Erst als wir nach der längeren Pause wieder angefangen hatten mit Drumcomputer zu proben, haben wir angefangen, richtig strukturiert zu spielen. Und seitdem Flo dabei ist, es eh besser gelaufen als ich es mir je erhofft hatte. Vorher hatten wir halt einmal im Jahr einen Auftritt. Und jetzt: das mit Sodom. Mehr kann man eigentlich nicht erwarten.

M: Der Gig vor Sodom war dann schon ein Highlight, oder?

Ja, absolut! Ich erwarte jetzt auch nicht, dass noch mal so etwas in dieser Richtung kommt. Aber uns hat das schon gefreut und aufgebaut.
Aber selbst wenn sich niemand mehr für Cervet interessiert oder wir irgendwann so alt sind, dass sich die jungen Bands schämen mit uns auf die Bühne zu gehen (lacht), dann würden wir trotzdem noch proben und vielleicht ab und zu noch eine CD rausbringen.

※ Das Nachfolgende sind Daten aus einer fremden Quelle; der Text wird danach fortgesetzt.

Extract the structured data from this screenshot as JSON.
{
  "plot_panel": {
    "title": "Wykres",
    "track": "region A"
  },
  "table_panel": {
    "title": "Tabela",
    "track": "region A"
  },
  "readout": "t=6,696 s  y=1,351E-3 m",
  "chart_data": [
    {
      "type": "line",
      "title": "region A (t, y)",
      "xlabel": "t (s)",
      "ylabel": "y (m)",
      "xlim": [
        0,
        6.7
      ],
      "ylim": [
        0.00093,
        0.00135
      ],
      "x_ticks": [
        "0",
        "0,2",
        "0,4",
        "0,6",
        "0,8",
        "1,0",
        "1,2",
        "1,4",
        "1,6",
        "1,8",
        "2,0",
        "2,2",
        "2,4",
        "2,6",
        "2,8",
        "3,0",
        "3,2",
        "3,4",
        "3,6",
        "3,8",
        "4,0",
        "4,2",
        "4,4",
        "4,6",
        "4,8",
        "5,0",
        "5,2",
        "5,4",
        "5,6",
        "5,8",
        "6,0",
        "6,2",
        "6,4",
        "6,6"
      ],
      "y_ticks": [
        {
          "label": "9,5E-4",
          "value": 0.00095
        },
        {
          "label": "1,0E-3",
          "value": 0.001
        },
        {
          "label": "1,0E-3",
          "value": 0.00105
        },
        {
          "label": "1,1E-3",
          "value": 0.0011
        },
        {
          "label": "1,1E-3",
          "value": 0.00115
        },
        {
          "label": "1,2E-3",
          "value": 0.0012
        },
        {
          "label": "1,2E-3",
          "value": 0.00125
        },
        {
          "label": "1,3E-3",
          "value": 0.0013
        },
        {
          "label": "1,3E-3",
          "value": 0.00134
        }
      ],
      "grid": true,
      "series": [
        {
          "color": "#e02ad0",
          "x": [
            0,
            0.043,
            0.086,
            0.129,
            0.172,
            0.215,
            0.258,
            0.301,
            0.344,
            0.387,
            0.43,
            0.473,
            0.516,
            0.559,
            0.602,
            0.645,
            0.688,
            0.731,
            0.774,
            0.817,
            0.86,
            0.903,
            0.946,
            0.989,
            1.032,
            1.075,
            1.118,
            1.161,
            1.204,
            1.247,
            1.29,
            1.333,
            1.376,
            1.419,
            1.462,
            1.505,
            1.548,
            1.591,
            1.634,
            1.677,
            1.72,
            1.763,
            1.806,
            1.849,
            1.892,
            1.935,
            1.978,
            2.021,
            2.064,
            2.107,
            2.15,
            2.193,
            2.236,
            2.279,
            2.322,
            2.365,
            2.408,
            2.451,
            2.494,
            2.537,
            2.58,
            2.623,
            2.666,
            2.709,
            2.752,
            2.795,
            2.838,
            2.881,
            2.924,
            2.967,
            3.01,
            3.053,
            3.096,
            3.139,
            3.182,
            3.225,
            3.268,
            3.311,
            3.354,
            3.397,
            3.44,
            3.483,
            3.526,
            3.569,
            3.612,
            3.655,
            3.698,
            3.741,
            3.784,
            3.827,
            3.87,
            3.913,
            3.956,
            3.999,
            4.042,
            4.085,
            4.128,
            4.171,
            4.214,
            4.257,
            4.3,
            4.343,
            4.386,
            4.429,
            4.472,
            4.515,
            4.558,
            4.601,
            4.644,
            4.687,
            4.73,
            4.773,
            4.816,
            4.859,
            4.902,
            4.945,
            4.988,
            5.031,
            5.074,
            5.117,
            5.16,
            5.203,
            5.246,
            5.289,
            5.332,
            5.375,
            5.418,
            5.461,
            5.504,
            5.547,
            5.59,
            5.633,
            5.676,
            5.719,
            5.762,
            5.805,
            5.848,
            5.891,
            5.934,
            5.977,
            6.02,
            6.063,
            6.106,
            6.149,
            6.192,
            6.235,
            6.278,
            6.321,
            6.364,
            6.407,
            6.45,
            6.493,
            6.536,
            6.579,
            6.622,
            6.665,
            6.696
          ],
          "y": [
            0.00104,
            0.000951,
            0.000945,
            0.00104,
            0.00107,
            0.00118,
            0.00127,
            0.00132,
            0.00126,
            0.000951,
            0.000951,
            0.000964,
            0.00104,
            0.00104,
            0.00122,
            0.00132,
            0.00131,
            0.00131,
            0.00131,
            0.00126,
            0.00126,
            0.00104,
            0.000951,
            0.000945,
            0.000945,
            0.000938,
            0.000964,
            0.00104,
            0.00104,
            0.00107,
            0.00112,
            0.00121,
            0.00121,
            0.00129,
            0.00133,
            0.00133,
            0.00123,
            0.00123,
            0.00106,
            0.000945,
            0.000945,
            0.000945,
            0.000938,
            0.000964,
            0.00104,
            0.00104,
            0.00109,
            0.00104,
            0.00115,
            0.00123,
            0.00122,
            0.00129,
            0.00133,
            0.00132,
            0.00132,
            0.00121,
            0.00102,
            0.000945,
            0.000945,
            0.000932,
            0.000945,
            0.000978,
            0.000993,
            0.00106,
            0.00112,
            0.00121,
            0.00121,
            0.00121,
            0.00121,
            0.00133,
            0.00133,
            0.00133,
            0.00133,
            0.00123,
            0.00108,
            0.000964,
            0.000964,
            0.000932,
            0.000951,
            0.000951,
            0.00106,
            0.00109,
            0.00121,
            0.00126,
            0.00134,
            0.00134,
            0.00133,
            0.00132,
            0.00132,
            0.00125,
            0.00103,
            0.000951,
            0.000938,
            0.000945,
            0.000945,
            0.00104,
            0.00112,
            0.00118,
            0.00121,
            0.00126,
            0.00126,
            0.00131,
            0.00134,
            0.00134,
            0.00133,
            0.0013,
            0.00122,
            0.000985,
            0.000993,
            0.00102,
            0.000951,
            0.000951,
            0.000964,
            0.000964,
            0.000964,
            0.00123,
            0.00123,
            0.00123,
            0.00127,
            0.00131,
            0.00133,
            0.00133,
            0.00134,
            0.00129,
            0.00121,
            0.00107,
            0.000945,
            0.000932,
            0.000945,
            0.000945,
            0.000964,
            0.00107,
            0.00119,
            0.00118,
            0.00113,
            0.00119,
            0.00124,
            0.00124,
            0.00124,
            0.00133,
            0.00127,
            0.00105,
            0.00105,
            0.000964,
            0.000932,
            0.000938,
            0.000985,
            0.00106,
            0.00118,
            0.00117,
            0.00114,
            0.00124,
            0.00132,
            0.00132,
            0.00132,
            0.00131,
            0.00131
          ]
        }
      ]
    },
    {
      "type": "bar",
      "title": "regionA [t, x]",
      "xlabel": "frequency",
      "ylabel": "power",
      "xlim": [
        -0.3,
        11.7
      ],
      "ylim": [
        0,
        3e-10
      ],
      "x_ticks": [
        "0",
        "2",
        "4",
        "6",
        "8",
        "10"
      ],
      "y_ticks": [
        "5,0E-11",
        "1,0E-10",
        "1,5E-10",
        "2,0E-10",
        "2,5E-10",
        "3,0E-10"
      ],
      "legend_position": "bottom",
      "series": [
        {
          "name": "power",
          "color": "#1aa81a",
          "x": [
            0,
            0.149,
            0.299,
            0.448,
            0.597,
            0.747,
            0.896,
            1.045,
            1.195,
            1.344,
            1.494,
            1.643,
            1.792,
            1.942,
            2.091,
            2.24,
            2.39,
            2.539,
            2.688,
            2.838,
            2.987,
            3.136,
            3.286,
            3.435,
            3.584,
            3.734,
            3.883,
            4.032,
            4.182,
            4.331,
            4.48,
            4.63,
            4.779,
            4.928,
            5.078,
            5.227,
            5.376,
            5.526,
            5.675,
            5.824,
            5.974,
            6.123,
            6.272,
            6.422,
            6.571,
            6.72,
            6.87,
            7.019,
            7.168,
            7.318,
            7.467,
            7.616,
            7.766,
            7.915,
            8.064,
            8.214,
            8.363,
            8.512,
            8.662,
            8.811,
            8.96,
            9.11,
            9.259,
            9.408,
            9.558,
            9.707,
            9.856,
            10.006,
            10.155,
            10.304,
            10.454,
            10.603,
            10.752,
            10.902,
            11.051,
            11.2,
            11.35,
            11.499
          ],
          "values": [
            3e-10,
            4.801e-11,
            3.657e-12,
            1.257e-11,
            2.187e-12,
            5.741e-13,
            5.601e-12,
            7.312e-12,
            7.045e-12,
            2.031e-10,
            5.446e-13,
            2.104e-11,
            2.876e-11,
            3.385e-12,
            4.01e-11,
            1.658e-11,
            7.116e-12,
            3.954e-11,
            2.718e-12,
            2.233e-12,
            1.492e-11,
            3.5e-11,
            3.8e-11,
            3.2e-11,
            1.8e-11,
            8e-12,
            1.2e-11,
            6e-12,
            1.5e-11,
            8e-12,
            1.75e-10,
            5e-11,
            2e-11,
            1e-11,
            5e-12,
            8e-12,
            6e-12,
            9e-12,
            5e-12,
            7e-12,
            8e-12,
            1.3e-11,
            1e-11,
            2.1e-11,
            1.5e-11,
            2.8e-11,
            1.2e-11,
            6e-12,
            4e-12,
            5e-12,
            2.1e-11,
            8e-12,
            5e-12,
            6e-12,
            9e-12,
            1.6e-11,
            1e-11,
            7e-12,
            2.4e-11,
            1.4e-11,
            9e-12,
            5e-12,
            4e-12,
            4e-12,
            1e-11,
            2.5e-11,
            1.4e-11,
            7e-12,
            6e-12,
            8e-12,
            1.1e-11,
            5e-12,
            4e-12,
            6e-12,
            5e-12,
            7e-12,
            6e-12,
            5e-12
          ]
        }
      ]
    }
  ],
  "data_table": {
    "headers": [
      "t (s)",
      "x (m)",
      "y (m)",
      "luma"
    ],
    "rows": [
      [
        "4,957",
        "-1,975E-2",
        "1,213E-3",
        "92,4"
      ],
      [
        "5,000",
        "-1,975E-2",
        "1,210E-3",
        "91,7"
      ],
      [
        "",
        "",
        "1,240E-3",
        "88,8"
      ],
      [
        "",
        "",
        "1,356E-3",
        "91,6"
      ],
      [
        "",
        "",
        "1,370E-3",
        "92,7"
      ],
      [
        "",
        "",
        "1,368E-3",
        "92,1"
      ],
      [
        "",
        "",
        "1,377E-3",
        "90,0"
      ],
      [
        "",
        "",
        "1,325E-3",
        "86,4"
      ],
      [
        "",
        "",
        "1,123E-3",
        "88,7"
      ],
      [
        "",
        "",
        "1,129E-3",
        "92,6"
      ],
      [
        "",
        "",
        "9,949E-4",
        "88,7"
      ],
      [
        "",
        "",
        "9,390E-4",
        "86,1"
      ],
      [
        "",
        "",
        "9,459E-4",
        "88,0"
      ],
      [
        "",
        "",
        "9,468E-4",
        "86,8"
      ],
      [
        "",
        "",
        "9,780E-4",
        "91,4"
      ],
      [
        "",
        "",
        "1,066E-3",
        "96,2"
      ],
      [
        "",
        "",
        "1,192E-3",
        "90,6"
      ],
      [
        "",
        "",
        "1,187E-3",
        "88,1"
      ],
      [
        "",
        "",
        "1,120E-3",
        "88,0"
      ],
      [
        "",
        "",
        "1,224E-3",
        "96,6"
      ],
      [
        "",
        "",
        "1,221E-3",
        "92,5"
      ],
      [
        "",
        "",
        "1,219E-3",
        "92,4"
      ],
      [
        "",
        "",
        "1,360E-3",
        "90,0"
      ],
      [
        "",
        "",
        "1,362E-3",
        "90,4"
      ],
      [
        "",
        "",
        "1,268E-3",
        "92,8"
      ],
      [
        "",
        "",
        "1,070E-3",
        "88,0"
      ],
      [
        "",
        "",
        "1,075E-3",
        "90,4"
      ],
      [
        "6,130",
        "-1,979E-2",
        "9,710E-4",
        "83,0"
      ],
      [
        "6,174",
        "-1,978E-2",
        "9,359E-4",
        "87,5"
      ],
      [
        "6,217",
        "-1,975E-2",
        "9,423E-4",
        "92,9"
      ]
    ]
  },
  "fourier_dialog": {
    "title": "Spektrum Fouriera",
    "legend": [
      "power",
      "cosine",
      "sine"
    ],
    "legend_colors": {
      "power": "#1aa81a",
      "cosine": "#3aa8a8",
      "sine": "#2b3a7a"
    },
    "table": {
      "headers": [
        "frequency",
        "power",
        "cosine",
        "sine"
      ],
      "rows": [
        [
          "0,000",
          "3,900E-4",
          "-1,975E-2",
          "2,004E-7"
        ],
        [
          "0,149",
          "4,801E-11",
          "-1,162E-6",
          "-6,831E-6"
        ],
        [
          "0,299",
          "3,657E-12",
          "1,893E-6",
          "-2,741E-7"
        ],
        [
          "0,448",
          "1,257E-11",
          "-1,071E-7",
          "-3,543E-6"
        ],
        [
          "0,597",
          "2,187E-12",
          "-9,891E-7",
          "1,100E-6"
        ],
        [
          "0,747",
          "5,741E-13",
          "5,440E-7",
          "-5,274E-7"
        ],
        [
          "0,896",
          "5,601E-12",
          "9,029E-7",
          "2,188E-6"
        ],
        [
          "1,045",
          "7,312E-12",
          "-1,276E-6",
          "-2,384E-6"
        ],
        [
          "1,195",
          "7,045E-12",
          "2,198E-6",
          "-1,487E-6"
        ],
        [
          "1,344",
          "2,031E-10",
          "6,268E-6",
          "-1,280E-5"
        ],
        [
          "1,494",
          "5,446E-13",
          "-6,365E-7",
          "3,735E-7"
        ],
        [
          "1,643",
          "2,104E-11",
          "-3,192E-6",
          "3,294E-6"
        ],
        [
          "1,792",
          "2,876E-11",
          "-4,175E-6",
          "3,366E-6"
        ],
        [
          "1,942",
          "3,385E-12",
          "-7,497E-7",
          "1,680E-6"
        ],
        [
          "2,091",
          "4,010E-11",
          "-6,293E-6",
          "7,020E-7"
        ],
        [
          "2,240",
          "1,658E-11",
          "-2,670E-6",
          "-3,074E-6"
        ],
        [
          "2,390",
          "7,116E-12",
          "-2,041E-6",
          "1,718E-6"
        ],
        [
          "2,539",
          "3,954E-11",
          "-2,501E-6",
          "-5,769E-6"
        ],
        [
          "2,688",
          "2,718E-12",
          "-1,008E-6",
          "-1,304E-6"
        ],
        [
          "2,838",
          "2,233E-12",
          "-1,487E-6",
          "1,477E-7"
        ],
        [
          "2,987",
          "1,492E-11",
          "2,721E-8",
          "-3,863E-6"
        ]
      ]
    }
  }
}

Hut ab auch vorm Flo. Der hat uns eigentlich mehr oder weniger den Arsch gerettet und ist ein Grund, warum es die Band immer noch gibt. Denn als es mit Tyrax so langsam in die Brüche ging, wollten wir mit Cervet wieder mehr machen – halt mit Drumcomputer.
Wir hatten ja sogar mal einen Auftritt mit Drumcomputer. Das war voll witzig, weil wir auch ein Drum-Solo eingebaut hatten. Da sind wir von der Bühne haben uns an die Theke gesetzt und der der Drumcomputer hat soliert. (alle lachen)
Als Flo dann das erste Mal mit uns geprobt hatte, hatte ich zuerst noch ein bisschen Probleme, weil ich den Computer noch gewohnt war und mit echtem Schlagzeuger eben nicht alles so tausendprozentig genau ist. Ab der zweiten Probe war ich dann aber auch überzeugt. Und gerade bei solcher Musik, wie wir sie machen, da darf ohnehin nicht alles so perfekt sein, sondern muss etwas dreckig sein. So ein Quäntchen Dreck muss bleiben.